17 March 2006


Oh, friends, you know me better. A daily visit to The People's Court and an occasional foray into American Idol (and secret untold, unwitnessed by most people, visits to soap operas) are my only glimpses of shlock TV.

I'm speaking of myself. I am lost.

Yesterday, my hard drive crashed, leaving me without manuscripts, without pictures, without anything, including the two e-mails from famous authors and nine pages of already-daunting craft paper about the writing of the cake manuscript.

I have nothing left except for a real daughter, a real husband, and two real dogs, none of whom will do anything I tell them, and a wheel of frozen cake.

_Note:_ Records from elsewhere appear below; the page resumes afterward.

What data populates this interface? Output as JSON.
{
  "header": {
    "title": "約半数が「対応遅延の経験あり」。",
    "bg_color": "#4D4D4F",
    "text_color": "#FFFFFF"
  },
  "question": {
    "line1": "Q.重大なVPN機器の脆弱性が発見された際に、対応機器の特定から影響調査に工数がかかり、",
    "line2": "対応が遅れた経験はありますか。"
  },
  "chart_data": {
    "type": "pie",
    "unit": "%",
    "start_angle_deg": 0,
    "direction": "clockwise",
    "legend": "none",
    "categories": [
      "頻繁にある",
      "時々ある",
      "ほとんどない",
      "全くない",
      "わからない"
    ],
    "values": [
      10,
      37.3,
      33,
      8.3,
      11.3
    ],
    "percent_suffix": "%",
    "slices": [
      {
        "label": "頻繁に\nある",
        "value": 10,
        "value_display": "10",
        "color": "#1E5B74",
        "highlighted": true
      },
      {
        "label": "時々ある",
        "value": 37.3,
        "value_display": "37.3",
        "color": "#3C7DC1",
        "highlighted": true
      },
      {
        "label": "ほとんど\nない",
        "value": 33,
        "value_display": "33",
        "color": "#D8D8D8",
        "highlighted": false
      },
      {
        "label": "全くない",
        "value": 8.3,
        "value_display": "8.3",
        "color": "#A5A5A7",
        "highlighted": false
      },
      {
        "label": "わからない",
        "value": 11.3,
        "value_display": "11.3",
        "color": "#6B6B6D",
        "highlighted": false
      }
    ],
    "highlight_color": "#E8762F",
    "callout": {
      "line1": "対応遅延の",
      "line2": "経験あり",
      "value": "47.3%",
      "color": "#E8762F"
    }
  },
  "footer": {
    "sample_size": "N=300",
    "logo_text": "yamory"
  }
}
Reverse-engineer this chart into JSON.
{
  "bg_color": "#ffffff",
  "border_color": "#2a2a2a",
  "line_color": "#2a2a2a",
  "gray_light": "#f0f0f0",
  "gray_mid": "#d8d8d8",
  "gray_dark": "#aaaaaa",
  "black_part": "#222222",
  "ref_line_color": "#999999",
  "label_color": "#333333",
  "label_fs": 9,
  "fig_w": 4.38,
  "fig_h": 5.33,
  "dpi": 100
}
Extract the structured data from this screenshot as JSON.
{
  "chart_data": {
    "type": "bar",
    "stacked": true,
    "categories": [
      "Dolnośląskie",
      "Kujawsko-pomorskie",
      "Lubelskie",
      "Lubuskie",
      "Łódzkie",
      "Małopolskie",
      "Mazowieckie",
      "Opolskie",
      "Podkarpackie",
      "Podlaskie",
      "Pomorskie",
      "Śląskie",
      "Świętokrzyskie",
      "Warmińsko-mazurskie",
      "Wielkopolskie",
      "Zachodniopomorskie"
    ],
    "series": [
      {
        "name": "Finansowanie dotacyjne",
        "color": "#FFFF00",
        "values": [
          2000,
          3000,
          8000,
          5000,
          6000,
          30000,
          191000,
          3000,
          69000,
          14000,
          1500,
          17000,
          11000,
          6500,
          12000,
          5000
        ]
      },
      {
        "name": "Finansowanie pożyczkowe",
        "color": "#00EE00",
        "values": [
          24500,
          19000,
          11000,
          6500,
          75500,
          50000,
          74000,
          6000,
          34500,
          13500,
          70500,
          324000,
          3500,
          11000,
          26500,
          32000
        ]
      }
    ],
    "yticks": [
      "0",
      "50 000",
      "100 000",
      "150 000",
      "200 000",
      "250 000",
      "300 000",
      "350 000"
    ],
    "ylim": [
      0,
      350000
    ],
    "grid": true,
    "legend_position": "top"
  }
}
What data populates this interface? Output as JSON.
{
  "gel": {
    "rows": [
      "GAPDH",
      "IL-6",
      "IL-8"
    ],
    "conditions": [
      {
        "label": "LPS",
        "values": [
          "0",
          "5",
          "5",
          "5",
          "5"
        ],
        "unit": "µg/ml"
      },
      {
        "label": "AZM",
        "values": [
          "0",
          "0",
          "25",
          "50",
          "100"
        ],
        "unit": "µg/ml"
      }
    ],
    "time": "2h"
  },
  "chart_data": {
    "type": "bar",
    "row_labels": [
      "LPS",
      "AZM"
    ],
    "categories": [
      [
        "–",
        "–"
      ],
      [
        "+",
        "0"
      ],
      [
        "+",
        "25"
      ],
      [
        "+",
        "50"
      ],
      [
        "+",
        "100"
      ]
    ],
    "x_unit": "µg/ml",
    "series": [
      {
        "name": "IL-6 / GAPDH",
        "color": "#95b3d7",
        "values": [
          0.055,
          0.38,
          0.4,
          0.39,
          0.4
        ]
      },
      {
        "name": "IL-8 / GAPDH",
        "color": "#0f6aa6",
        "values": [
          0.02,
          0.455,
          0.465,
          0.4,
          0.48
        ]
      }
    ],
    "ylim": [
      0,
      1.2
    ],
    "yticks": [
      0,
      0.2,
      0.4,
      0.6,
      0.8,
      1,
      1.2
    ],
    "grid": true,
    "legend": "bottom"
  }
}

Alas, I am still woe, as I have sworn off the eating of white stuff for the entire month of March and, perhaps, April.

All that I have to comfort me are the memories of last night's episode of Seinfeld, in which Elaine complained, loudly, at her co-workers' constant cakedness. She's so sick of it that she takes a sick day, but when she returns, she's greeted by a handful of coworkers with a get-well cake.

ELAINE: Stop it! That's not even a song! I mean, now we're celebrating a sick day?

MALE WORKER: I think it's nice.

ELAINE: What? What is nice? Trying to fill the void in your life with flour and sugar and egg and vanilla? I mean, we are all unhappy. Do we have to be fat, too? ...I don't want one more piece of cake in my office!

Of course, it's an absolute lie. No sooner do they leave than Elaine realizes she's jonesing for cake. She goes into Mr. Peterman's office where she has the stupidity (because who would do this in real life) to start eating a gorgeously frosted piece of (obviously) wedding cake. She then learns that Peterman procured this slice from some auction house, where he paid oodles for it. After all, it's "[a] slice of cake from the wedding of King Edward VIII to Wallis Simpson, circa 1937, price—$29,000."

But even that is little comfort right now. Cake: It can't restore your hard drive.